Per fare ciò sarà necessario razziare, saccheggiare e incontrare una varietà di amici e nemici lungo la strada che ti aiuteranno a salire di livello e ad avvicinarti ai tuoi obiettivi. Un mondo antico pieno di fogliame autunnale. Tra gli alberi arancioni e gialli si vedono capanne vichinghe di varie dimensioni, il crepitio di un fuoco nell'aria, il suono dei coloni di Ravensthorpe che si diffonde nell'aria. Una trama in grande stile, come nel caso di ogni gioco di Assassin's Creed, e una missione tira l'altra, quindi scomporre anche la prima missione sarebbe complicato e pieno di spoiler.

La narrazione è forte qui, con scene che lasciano spazio alle risate e allo stesso modo una buona costruzione narrativa.

Ci si sente coinvolti e i personaggi che si incontrano lungo la strada nella prima delle tante missioni sono quelli con cui si avrà che fare durante la storia. Uno degli aspetti più impressionanti di Valhalla è il raid.
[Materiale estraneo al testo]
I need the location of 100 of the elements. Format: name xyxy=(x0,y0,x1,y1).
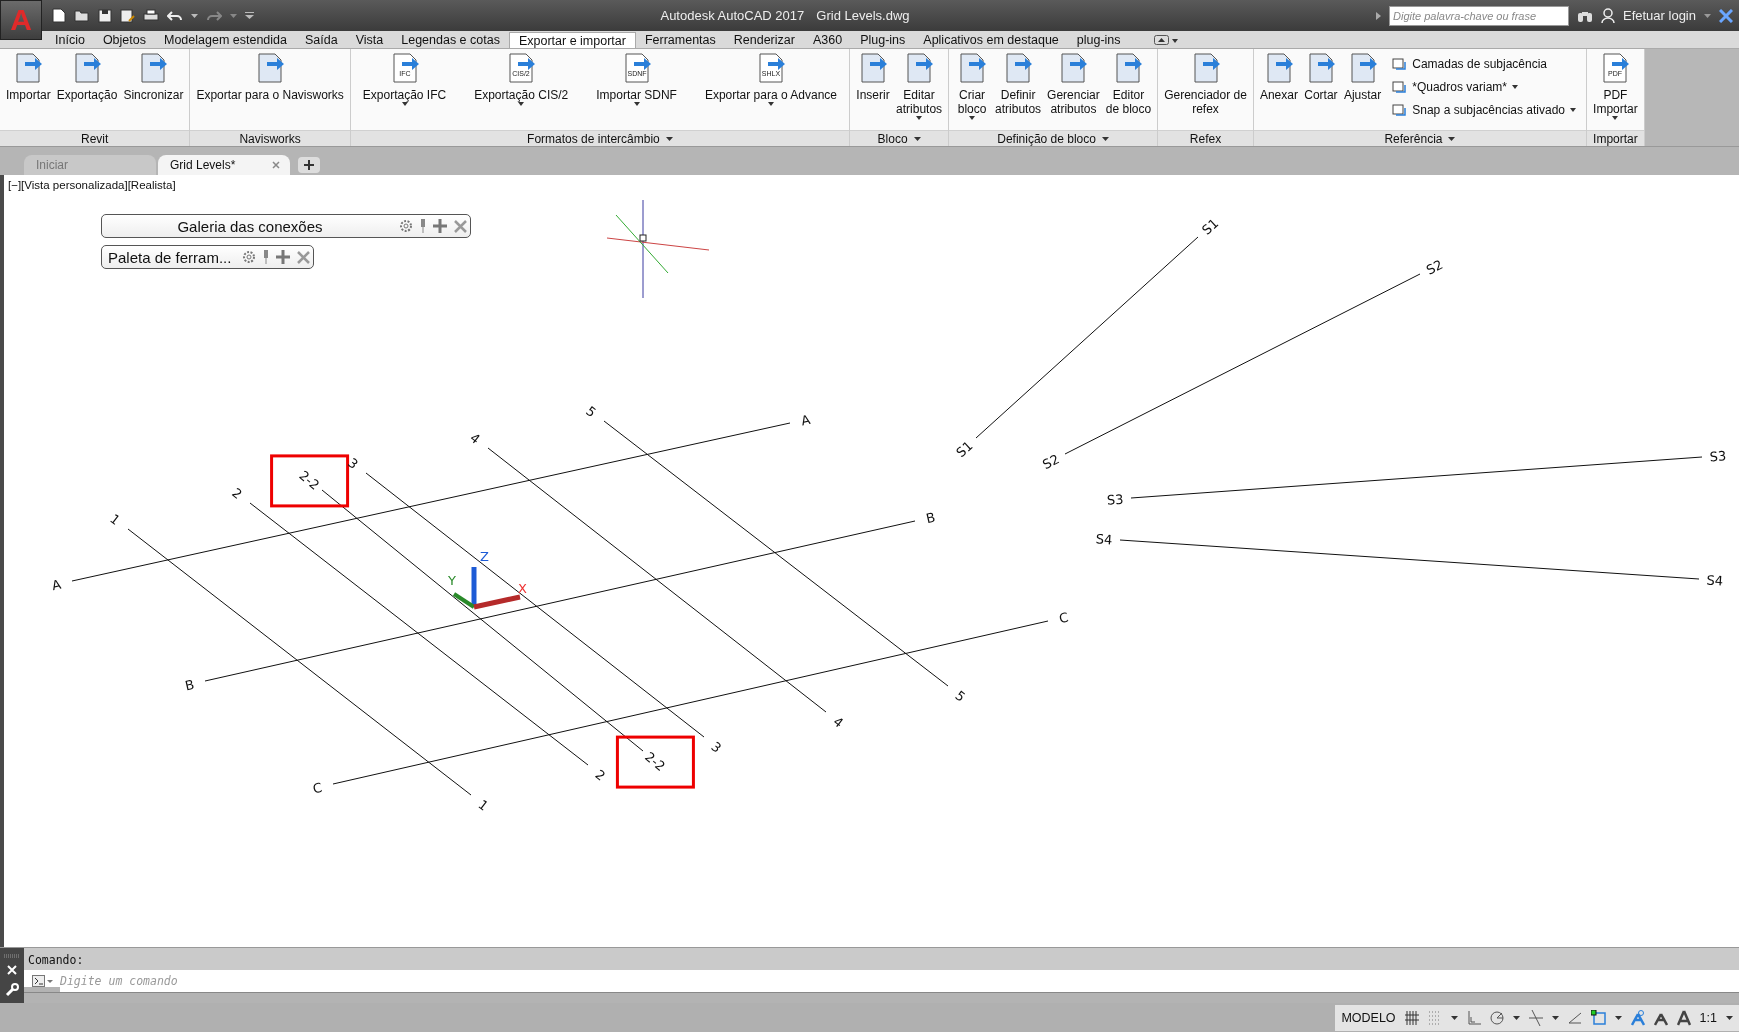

È una parte fondamentale della vita come vichingo e Valhalla garantisce molte opportunità di partecipare a incursioni di tutte le dimensioni mentre procedi.

C'è una qualità elettrizzante e viscerale nel combattere gli avversari in questo gioco. Scudi di legno e asce a doppia testa sono alcune delle armi specifiche dei vichinghi nella tua cassetta degli attrezzi e accidenti se non è divertente vederli schierati nella foga del momento.

Un gamaplay già visto

Nonostante la nuova ambientazione, Valhalla ha tutte le caratteristiche di un tradizionale gioco di Assassin's Creed: ci sono punti panoramici da scalare, protagonisti conflittuali che affrontano le questioni della loro giornata, aree basate sul livello di potenza, una narrativa storica sciolta da seguire e molti piccoli problemi tecnici. Gran parte del successo del gioco dipenderà da Ubisoft con i DLC che serviranno ad eliminare i bug che "rompono" il gioco o che rompono l'immersione durante il gioco: è difficile divertirsi quando le corna di birra e gli scudi dei nemici fluttuano nell'aria e le telecamere ruotano da sole; una cosa già vista in altri famosi capitoli come Assassin's Creed Unity.

Verdetto finale

Un gioco che non deluderà i fan della serie prossima, tra l'altro, ad essere su Netflix. Se amate le ambientazioni vichinghe in stile God of War sappiate che vedrete solo questo di simile, il resto è il solito AC. Voto comunque da sette e mezzo; il gioco è previsto in uscita anche su Xbox Series X e PS5 con una grafica ancora più accattivante sfruttando in pieno il 4K.